EBay's newest study on search advertising claims ads have "no measurable benefit" to businesses. In the study, EBay concluded that the ads have very little impact on sales, with researchers warning that this medium may already be "beyond the peak of its efficacy."
While the validity of the data and analysis appears to be accurate, the conclusions associated with the study may be misleading. When you have the notoriety and presence of eBay, you may be able to get away with not investing as much in paid ads -- but for the typical advertiser, this is not the case. eBay's site by nature operates as a sort of secondary search engine, meaning that users that don't find a product they want on Google/Bing may end up heading to eBay next. Users that start with eBay may then go to the major search engines for other resources for the product.
The size of the brand matters, and eBay is one of the best-known online brands out there, next to other mainstays like Amazon. If smaller companies without the same name recognition did the same testing, they would see a noticeable impact on sales.
eBay's History on Paid-Search Advertising
This isn't the first time eBay's name has been connected to less than favorable conclusions about the effectiveness of paid ads. Last year, when the first draft of the study was released, search engine marketing experts almost unanimously spoke out against its conclusions.
Matt Whelan, the head of search at The Digital House, best summed up the argument for search ads by saying: "We've recently performed a test for a market leader who dominates the natural results in a particular niche. We switched off their paid search and saw a 40% drop in traffic and, crucially, a 20% drop in online sales."
The fact that eBay decided to keep spending money on paid-search ads shows that while the study may portray paid ads in a negative light, the auction site still believes they produce enough value to continue spending money on them.

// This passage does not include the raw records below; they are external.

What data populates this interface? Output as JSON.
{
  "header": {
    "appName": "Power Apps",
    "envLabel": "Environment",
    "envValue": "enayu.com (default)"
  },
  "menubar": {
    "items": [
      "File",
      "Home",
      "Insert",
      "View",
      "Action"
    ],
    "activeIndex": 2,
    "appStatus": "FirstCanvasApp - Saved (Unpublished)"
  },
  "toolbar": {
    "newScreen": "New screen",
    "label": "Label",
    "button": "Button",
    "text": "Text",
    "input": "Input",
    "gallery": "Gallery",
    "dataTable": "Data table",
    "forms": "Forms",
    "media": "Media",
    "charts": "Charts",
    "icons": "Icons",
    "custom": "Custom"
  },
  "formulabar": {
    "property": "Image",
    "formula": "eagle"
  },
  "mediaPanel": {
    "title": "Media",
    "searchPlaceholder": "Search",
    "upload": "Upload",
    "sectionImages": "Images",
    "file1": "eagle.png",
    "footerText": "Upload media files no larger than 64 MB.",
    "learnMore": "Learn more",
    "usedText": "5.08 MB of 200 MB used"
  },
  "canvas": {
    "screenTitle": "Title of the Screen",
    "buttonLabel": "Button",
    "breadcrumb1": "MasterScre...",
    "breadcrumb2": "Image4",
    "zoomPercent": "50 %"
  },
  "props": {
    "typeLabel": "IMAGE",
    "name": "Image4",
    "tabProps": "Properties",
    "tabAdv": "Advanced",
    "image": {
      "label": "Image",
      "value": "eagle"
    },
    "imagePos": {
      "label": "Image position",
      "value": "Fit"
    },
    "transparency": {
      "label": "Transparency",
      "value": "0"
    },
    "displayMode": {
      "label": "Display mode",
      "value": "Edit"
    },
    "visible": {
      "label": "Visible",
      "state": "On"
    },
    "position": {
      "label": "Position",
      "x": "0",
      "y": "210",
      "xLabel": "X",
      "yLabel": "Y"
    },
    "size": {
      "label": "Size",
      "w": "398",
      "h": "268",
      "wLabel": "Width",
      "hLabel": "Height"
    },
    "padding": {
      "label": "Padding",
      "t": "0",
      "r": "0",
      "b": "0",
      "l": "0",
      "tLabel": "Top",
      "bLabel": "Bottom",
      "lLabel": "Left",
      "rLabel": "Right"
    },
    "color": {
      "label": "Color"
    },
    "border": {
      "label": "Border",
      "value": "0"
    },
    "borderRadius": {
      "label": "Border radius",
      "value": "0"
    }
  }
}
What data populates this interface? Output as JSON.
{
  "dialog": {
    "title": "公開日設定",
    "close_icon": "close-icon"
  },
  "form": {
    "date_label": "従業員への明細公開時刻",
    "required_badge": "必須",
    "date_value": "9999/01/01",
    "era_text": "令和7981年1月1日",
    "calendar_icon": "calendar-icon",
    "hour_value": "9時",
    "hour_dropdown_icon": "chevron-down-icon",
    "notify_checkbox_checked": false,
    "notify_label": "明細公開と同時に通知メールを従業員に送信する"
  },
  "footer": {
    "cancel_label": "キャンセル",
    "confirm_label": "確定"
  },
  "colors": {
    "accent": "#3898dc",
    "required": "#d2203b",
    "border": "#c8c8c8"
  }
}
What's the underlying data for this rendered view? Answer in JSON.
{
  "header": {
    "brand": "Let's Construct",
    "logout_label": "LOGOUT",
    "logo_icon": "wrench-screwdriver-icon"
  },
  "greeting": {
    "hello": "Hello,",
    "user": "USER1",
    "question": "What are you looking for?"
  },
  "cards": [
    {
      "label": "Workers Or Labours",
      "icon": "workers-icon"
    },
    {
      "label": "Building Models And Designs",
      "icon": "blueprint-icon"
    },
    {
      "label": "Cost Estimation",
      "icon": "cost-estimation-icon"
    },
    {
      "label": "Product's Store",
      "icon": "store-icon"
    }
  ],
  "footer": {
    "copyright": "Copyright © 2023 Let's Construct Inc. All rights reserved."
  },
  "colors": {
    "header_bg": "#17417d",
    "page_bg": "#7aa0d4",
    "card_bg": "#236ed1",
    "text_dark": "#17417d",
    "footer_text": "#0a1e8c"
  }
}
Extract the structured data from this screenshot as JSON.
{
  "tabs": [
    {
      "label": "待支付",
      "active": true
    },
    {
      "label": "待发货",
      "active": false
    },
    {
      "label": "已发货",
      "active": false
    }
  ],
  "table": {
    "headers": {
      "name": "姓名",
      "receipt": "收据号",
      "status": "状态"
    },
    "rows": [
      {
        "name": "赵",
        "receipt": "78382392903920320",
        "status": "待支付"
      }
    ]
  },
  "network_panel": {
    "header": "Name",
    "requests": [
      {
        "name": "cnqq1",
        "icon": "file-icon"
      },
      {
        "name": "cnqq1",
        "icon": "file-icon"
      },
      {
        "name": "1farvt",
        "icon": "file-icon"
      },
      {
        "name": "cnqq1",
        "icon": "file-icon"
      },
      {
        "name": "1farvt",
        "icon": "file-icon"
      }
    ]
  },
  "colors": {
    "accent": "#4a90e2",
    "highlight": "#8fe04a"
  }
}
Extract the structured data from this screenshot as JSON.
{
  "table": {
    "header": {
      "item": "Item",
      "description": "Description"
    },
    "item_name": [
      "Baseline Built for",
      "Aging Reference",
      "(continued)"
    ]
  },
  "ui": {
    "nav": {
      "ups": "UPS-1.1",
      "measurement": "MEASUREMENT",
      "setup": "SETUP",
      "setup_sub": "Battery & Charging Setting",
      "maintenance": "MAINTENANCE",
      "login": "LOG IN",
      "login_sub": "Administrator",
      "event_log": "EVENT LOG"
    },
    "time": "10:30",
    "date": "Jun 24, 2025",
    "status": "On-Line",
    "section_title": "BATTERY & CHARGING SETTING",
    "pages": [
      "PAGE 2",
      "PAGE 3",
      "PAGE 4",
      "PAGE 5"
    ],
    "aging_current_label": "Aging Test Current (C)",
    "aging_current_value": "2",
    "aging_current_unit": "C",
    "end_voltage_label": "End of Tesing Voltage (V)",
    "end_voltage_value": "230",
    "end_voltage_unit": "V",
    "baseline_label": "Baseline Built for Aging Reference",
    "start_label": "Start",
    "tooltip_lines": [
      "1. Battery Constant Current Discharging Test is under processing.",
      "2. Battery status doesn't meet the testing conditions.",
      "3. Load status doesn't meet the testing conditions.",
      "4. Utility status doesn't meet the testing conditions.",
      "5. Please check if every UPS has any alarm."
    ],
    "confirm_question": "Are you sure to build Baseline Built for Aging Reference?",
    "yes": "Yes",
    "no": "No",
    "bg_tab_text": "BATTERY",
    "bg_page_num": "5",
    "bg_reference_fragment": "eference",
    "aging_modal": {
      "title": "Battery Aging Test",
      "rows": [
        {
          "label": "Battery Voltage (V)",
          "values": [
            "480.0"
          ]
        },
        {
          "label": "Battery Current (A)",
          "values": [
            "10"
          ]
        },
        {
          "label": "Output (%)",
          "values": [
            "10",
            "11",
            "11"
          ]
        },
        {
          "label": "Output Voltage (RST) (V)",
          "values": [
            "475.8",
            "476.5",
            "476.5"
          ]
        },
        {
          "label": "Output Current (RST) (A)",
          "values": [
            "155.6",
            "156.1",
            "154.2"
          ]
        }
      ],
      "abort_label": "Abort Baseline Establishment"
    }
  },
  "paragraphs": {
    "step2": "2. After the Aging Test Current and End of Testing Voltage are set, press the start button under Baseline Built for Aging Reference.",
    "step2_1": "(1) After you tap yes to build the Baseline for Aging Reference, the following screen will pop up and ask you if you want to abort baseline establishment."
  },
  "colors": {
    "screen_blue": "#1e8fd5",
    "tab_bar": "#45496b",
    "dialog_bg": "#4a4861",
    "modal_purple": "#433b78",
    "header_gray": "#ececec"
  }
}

The Case for Paid-Search Ads
Looking at paid ads on search engines, eBay's study examined two main subgroups: branded and non-branded keywords.
For branded keyword terms, brands have the ability to supplement organic search results with paid advertising. Because many brands don't top search results, even for keywords that include the brand's name, bidding on paid ads can guarantee that they are the first thing searchers see. The strategy of bidding on a competitor's branded terms is not new, and should be expected by brands in competitive verticals. eBay, on the other hand, doesn't have this worry because it ranks highly -- if not first -- for almost every commonly used branded keyword. This organic power from eBay has the power to dramatically affect its conversion rates and sales, and in turn affect the results of the study.
Paid-search ads that don't directly turn into sales can also positively affect a brand in other ways. A new study from Google found that brands that bid for the top spot on paid-search ads saw a positive impact on brand awareness. The study found that across 12 verticals the ads, on average, raised brand awareness by 6.6 percent.
For non-branded terms, it’s important to recognize that eBay’s own study revealed that paid-search ads on non-branded terms did have an impact on users who have just signed up for an account or those who had made fewer than three transactions. It may not be paid-search ads as a whole that are ineffective for eBay, but the company’s targeting, content and keyword strategy. Looking forward, eBay might see better results from its paid advertising campaigns if it were to target audiences that are more receptive to its messaging -- which, according to the study, specifically includes new users.
The Solution for Sagging ROI
Brands that are not seeing the desired results from paid-search advertising should not give up and attempt to rely solely on organic traffic. We believe the answer is to do an audit of the strategy in place, test new targeting and content options and take a fresh look at the base of any successful paid advertising strategy, target keywords. By doing this, brands can identify areas of opportunity and the best ways to turn those opportunities into sales.